Renata Camargo
As investidas dos ruralistas contra a legislação ambiental ameaçam desencadear uma onda de boicote a produtos brasileiros. As crescentes derrubadas de mata à margem da lei e as propostas para reduzir as áreas de proteção estimulam multinacionais a desistirem de importar artigos nacionais produzidos em áreas de desmatamento ilegal.
A advertência é feita por entidades ambientalistas ouvidas pelo Congresso em Foco, que veem nas restrições impostas recentemente contra o couro e a carne do Brasil o início de um processo que pode afetar a economia brasileira e abrir caminho para uma nova tomada de consciência.
“O Congresso e o Executivo têm que tomar muito cuidado, porque senão a gente vai receber boicote. O agronegócio tem um papel fundamental para o Brasil, mas ele tem que se enquadrar dentro da legislação ambiental e dos preceitos básicos da sustentabilidade”, afirma o presidente do Conselho Empresarial Brasileiro para o Desenvolvimento Sustentável (Cebds), o empresário Fernando Almeida.
Reações
Em julho deste ano, a Nike, uma das gigantes na fabricação de materiais esportivos, anunciou que não iria mais comprar couro proveniente de animais criados na Amazônia. A multinacional argumentou que não tinha como comprovar que os produtos comercializados eram oriundos de terras desmatadas legalmente e que, por isso, faria a moratória até que os fornecedores se adaptassem. A Nike estabeleceu o prazo até julho de 2010 para que os fornecedores implantem “um sistema confiável de governança, com rastreabilidade total de produtos da pecuária e garantia de que esses produtos não estejam causando desmatamento”.
Dias depois do anúncio da Nike, a fabricante de calçados Timberland engrossou o discurso contra produtos sem garantia de origem e anunciou a suspensão da compra de couro proveniente de animais criados em áreas recém desmatadas na Amazônia. A empresa passará a exigir que os fornecedores indiquem claramente de onde vem o couro vendido à multinacional, para garantir que não sejam de áreas desmatadas ilegalmente.
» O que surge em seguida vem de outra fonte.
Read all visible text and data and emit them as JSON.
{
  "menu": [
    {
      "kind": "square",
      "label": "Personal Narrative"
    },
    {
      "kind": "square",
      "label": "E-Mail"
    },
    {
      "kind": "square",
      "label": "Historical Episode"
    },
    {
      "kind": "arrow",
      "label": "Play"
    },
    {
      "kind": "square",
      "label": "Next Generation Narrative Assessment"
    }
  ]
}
Ainda em julho, a rede de hipermercados Wal-Mart reafirmou a suspensão da compra de carne oriunda de áreas desmatadas no Pará e condicionou o retorno das compras ao rastreamento do produto. Em nota publicada pela empresa, a rede afirmava que está ciente e “sensível à pressão econômica e social” que o embargo tem acarretado à região, mas que manteria a posição como “claro recado ao agronegócio de que não há mais espaço para produtos que destroem o maior patrimônio brasileiro e causam mudanças climáticas”.
O posicionamento das multinacionais irritou os produtores do setor, que acusaram o Greenpeace de estar fazendo lobby para interesses estrangeiros. Em junho, a ONG lançou o relatório Farra do Boi na Amazônia, onde está relatada a relação da cadeia de produção com a compra de matérias-primas oriundas de desmatamento ilegal. A pesquisa mostra a participação direta e indireta de empresas como a Adidas, Timberland e Unilever (leia o relatório em inglês).
Mercado ameaçado
Para Fernando Almeida, é difícil mensurar as consequências de decisões internas brasileiras no cenário internacional. O empresário afirma, no entanto, que a Organização Mundial do Comércio (OMC) já tem mostrado que atividades que emitem níveis de gases de efeito estufa acima do aceitável vão perder mercado. No Brasil, a pecuária é considerada a atividade com o maior potencial de desmatamento. O desmatamento é o responsável por 70% das emissões de gases do efeito estufa do país.
Na terça-feira (4) da semana passada, o Instituto Nacional de Pesquisas Espaciais (Inpe) apresentou um relatório de avaliação do Sistema de Desmatamento em Tempo Real (Deter) que aponta para uma nova queda nas taxas de desmatamento na Amazônia. Segundo o relatório, as derrubadas superiores a 25 hectares diminuíram 33% em junho em relação ao mesmo mês do ano passado, para uma cobertura de nuvem de 43%. A área total de desmatamento foi de 578,6 km², enquanto no mesmo período, no ano anterior, essa área foi de 840 km².
“O Brasil tem mostrado política consistente para combater desmatamentos. Foi por isso que conseguiu os recursos da Noruega para o Fundo Amazônia. Mas quando a percepção de aumento de risco de desmatamento existe, como no caso de mudanças na legislação, isso pode ter impactos não só na exportação, mas em investimentos. É mais barato reduzir os riscos das mudanças climáticas do que lidar com as consequências dela”, afirma o superintendente de Conservação de Programas Temáticos do WWF-Brasil, Carlos Scaramuzza.